Putin’s third term as President
In 2012 Putin was elected as President for a third time with 63.6% of the vote.
But, despite attempts to demonstrate that the election was fair (for example, webcams in every polling booth) his victory was marred by protests. Tens of thousands of anti-Putin protestors took to the streets on several occasions – mostly in major cities – but gradually lost momentum. In the absence of significant support for the protests, Putin took the opportunity to bring in strict laws against holding future protests – something his critics argue is part of Putin’s wider plans to entrench his rule at the expense of democracy.
In an increasingly conservative Russian society, Putin drew international criticism for his government’s record on LGBT rights, particularly during the otherwise uneventful 2012 Sochi Winter Olympic Games.
During 2014, Putin has overseen the first formal expansion of Russian territory since the collapse of the Soviet Union.

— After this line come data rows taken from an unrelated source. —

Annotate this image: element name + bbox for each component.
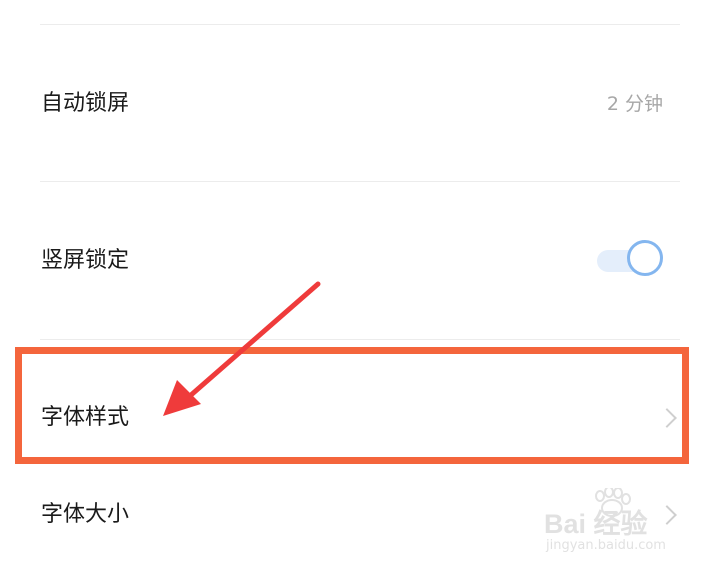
font-size-label: 字体大小	[41, 502, 130, 527]
auto-lock-value: 2 分钟	[606, 93, 663, 115]
divider-top	[40, 24, 680, 25]
red-arrow-icon	[163, 281, 321, 416]
baidu-jingyan-watermark: Bai 经验 jingyan.baidu.com	[542, 488, 682, 554]
divider-1	[40, 181, 680, 182]
watermark-brand: Bai 经验	[544, 509, 648, 539]
divider-2	[40, 339, 680, 340]
watermark-url: jingyan.baidu.com	[546, 538, 666, 553]
toggle-knob	[627, 240, 663, 276]
portrait-lock-toggle[interactable]	[597, 240, 669, 280]
portrait-lock-label: 竖屏锁定	[41, 248, 130, 273]
auto-lock-label: 自动锁屏	[41, 91, 130, 116]
annotation-highlight-box	[15, 347, 689, 464]
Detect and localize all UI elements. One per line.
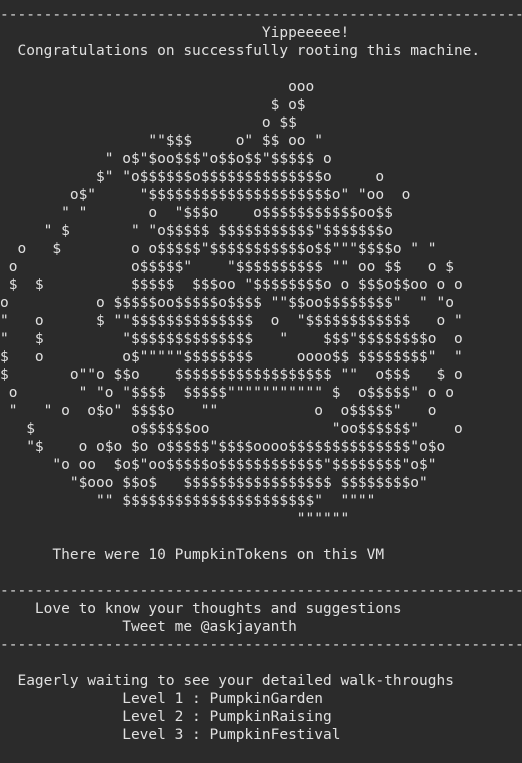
pumpkin-ascii-art-line: " " o "$$$o o$$$$$$$$$$$oo$$ bbox=[0, 205, 393, 221]
pumpkin-ascii-art-line: " " o o$o" $$$$o "" o o$$$$$" o bbox=[0, 403, 437, 419]
twitter-handle: Tweet me @askjayanth bbox=[0, 619, 297, 635]
separator-line: ----------------------------------------… bbox=[0, 637, 522, 653]
pumpkin-ascii-art-line: $" "o$$$$$$o$$$$$$$$$$$$$$o o bbox=[0, 169, 385, 185]
pumpkin-ascii-art-line: $ o o$"""""$$$$$$$$ oooo$$ $$$$$$$$" " bbox=[0, 349, 463, 365]
pumpkin-ascii-art-line: $ o""o $$o $$$$$$$$$$$$$$$$$$ "" o$$$ $ … bbox=[0, 367, 463, 383]
level-2-item: Level 2 : PumpkinRaising bbox=[0, 709, 332, 725]
pumpkin-ascii-art-line: o $ o o$$$$$"$$$$$$$$$$$o$$"""$$$$o " " bbox=[0, 241, 437, 257]
pumpkin-ascii-art-line: "$ooo $$o$ $$$$$$$$$$$$$$$$$ $$$$$$$$o" bbox=[0, 475, 428, 491]
pumpkin-ascii-art-line: $ $ $$$$$ $$$oo "$$$$$$$$o o $$$o$$oo o … bbox=[0, 277, 463, 293]
feedback-message: Love to know your thoughts and suggestio… bbox=[0, 601, 402, 617]
pumpkin-ascii-art-line: " $ " "o$$$$$ $$$$$$$$$$$"$$$$$$$o bbox=[0, 223, 393, 239]
separator-line: ----------------------------------------… bbox=[0, 7, 522, 23]
pumpkin-ascii-art-line: $ o$ bbox=[0, 97, 306, 113]
pumpkin-ascii-art-line: o$" "$$$$$$$$$$$$$$$$$$$$$o" "oo o bbox=[0, 187, 411, 203]
separator-line: ----------------------------------------… bbox=[0, 583, 522, 599]
pumpkin-ascii-art-line: o $$ bbox=[0, 115, 297, 131]
walkthroughs-message: Eagerly waiting to see your detailed wal… bbox=[0, 673, 454, 689]
pumpkin-ascii-art-line: ooo bbox=[0, 79, 315, 95]
pumpkin-ascii-art-line: o " "o "$$$$ $$$$$""""""""""" $ o$$$$$" … bbox=[0, 385, 454, 401]
pumpkin-ascii-art-line: $ o$$$$$$oo "oo$$$$$$" o bbox=[0, 421, 463, 437]
congratulations-message: Congratulations on successfully rooting … bbox=[0, 43, 481, 59]
pumpkin-ascii-art-line: " $ "$$$$$$$$$$$$$$ " $$$"$$$$$$$$o o bbox=[0, 331, 463, 347]
pumpkin-ascii-art-line: "$ o o$o $o o$$$$$"$$$$oooo$$$$$$$$$$$$$… bbox=[0, 439, 446, 455]
pumpkin-ascii-art-line: "o oo $o$"oo$$$$$o$$$$$$$$$$$$"$$$$$$$$"… bbox=[0, 457, 437, 473]
pumpkin-ascii-art-line: o o$$$$$" "$$$$$$$$$$ "" oo $$ o $ bbox=[0, 259, 454, 275]
pumpkin-ascii-art-line: ""$$$ o" $$ oo " bbox=[0, 133, 324, 149]
pumpkin-ascii-art-line: " o $ ""$$$$$$$$$$$$$$ o "$$$$$$$$$$$$ o… bbox=[0, 313, 463, 329]
level-1-item: Level 1 : PumpkinGarden bbox=[0, 691, 324, 707]
pumpkin-ascii-art-line: " o$"$oo$$$"o$$o$$"$$$$$ o bbox=[0, 151, 332, 167]
greeting-heading: Yippeeeee! bbox=[0, 25, 350, 41]
terminal-window[interactable]: ----------------------------------------… bbox=[0, 0, 522, 763]
level-3-item: Level 3 : PumpkinFestival bbox=[0, 727, 341, 743]
pumpkin-ascii-art-line: "" $$$$$$$$$$$$$$$$$$$$$$" """" bbox=[0, 493, 376, 509]
pumpkin-ascii-art-line: """""" bbox=[0, 511, 350, 527]
pumpkin-ascii-art-line: o o $$$$$oo$$$$$o$$$$ ""$$oo$$$$$$$$" " … bbox=[0, 295, 454, 311]
tokens-message: There were 10 PumpkinTokens on this VM bbox=[0, 547, 385, 563]
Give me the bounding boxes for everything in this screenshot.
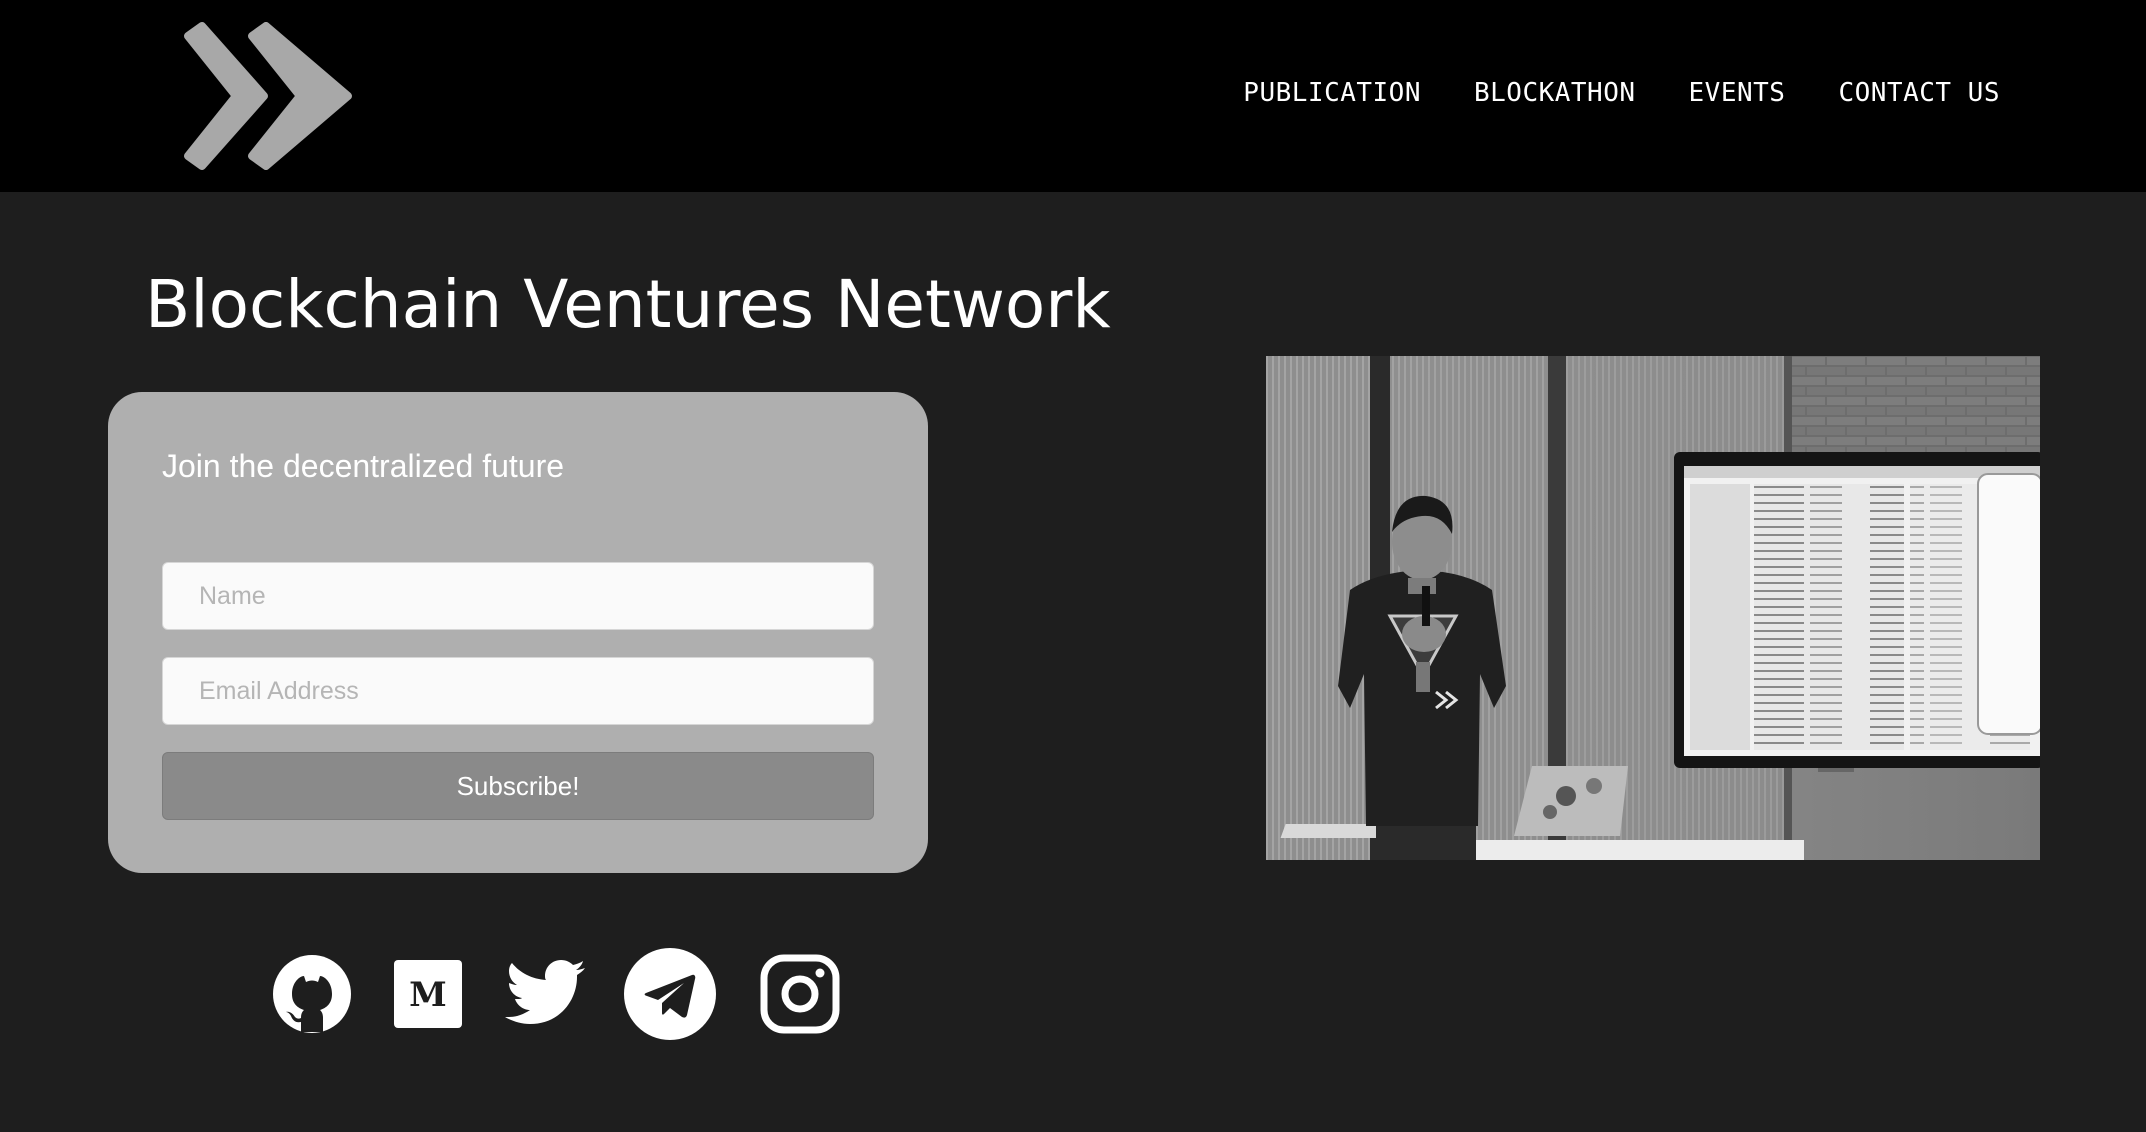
main-nav: PUBLICATION BLOCKATHON EVENTS CONTACT US — [1243, 78, 2000, 108]
telegram-link[interactable] — [624, 948, 716, 1040]
site-logo[interactable] — [180, 22, 356, 170]
signup-heading: Join the decentralized future — [162, 448, 565, 484]
github-link[interactable] — [266, 948, 358, 1040]
svg-text:M: M — [409, 975, 447, 1015]
nav-contact-us[interactable]: CONTACT US — [1838, 78, 2000, 108]
medium-icon: M — [394, 960, 462, 1028]
telegram-icon — [624, 948, 716, 1040]
page-title: Blockchain Ventures Network — [145, 266, 1111, 343]
email-field[interactable] — [162, 657, 874, 725]
instagram-link[interactable] — [754, 948, 846, 1040]
subscribe-button[interactable]: Subscribe! — [162, 752, 874, 820]
signup-card: Join the decentralized future Subscribe! — [108, 392, 928, 873]
twitter-link[interactable] — [500, 948, 592, 1040]
twitter-icon — [505, 960, 585, 1024]
github-icon — [273, 955, 351, 1033]
nav-blockathon[interactable]: BLOCKATHON — [1474, 78, 1636, 108]
nav-events[interactable]: EVENTS — [1689, 78, 1786, 108]
site-header: PUBLICATION BLOCKATHON EVENTS CONTACT US — [0, 0, 2146, 192]
name-field[interactable] — [162, 562, 874, 630]
instagram-icon — [760, 954, 840, 1034]
nav-publication[interactable]: PUBLICATION — [1243, 78, 1421, 108]
event-photo — [1266, 356, 2040, 860]
double-chevron-right-icon — [184, 22, 352, 170]
medium-link[interactable]: M — [382, 948, 474, 1040]
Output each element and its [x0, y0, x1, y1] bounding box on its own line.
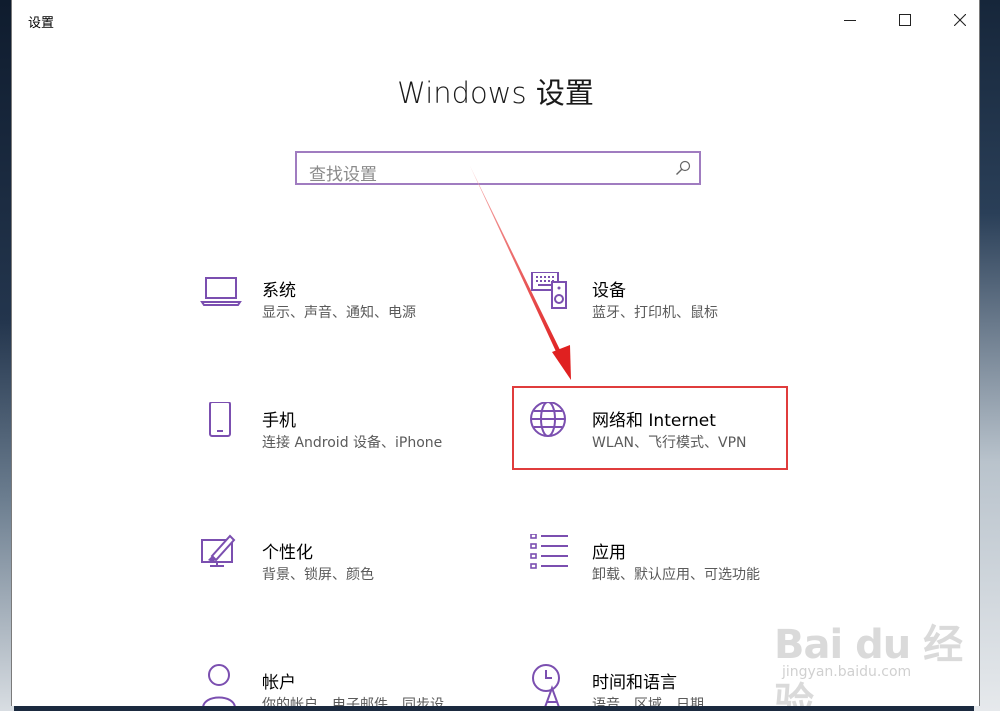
baidu-watermark: Bai du 经验 jingyan.baidu.com	[774, 600, 974, 706]
settings-window: 设置 Windows 设置 查找设置 系统 显示、声音、通知、电源 设备 蓝牙、…	[11, 0, 980, 706]
watermark-sub-text: jingyan.baidu.com	[782, 664, 912, 680]
watermark-main-text: Bai du 经验	[774, 622, 963, 706]
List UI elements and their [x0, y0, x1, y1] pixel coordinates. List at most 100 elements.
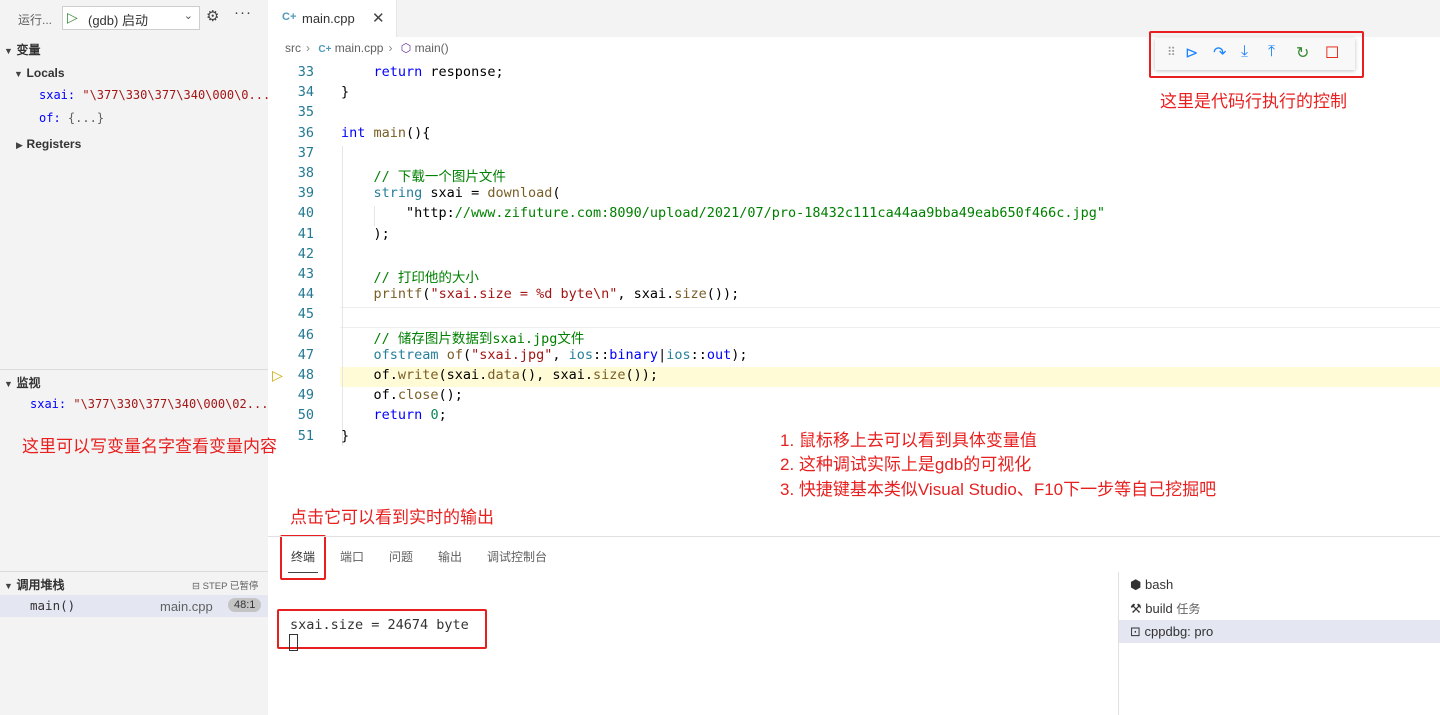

Amidst the chaos of revolution in neigbouring Ukraine, Russia seized the opportunity to reclaim its authority over Crimea, the most southerly region of Ukraine. An undeclared military intervention by Russia was swiftly followed on 21 March 2014 by the formal annexation of Crimea into the Russian Federation (an event which saw the population of Russia increase by almost 2 million people).
Despite this conflict, and the sanctions that have been imposed on Russia, Vladimir Putin remains a genuinely popular leader of Russia. His approval ratings (in blue in the above chart, contrasted with red disapproval ratings) have risen to over 80% since the annexation of Crimea. Even before this, over the course of 14 years in charge of Russia, his approval rating has never been lower than 60%.
The Russian President is the Russian head of state, the Guarantor of the Russian Constitution, the Commander in Chief of the Russian military, and the most senior Russian official. He signs new laws and is also able to propose his own new laws. He appoints many senior Russian government officials, including the Prime Minister.
The Russian President is elected for a six year term, and can serve no more than two consecutive terms of office. Further terms can be served after a period out of office.
There have been three Presidents of Russia – Boris Yeltsin (two terms), Vladimir Putin (three terms) and Dmitry Medvedev (one term).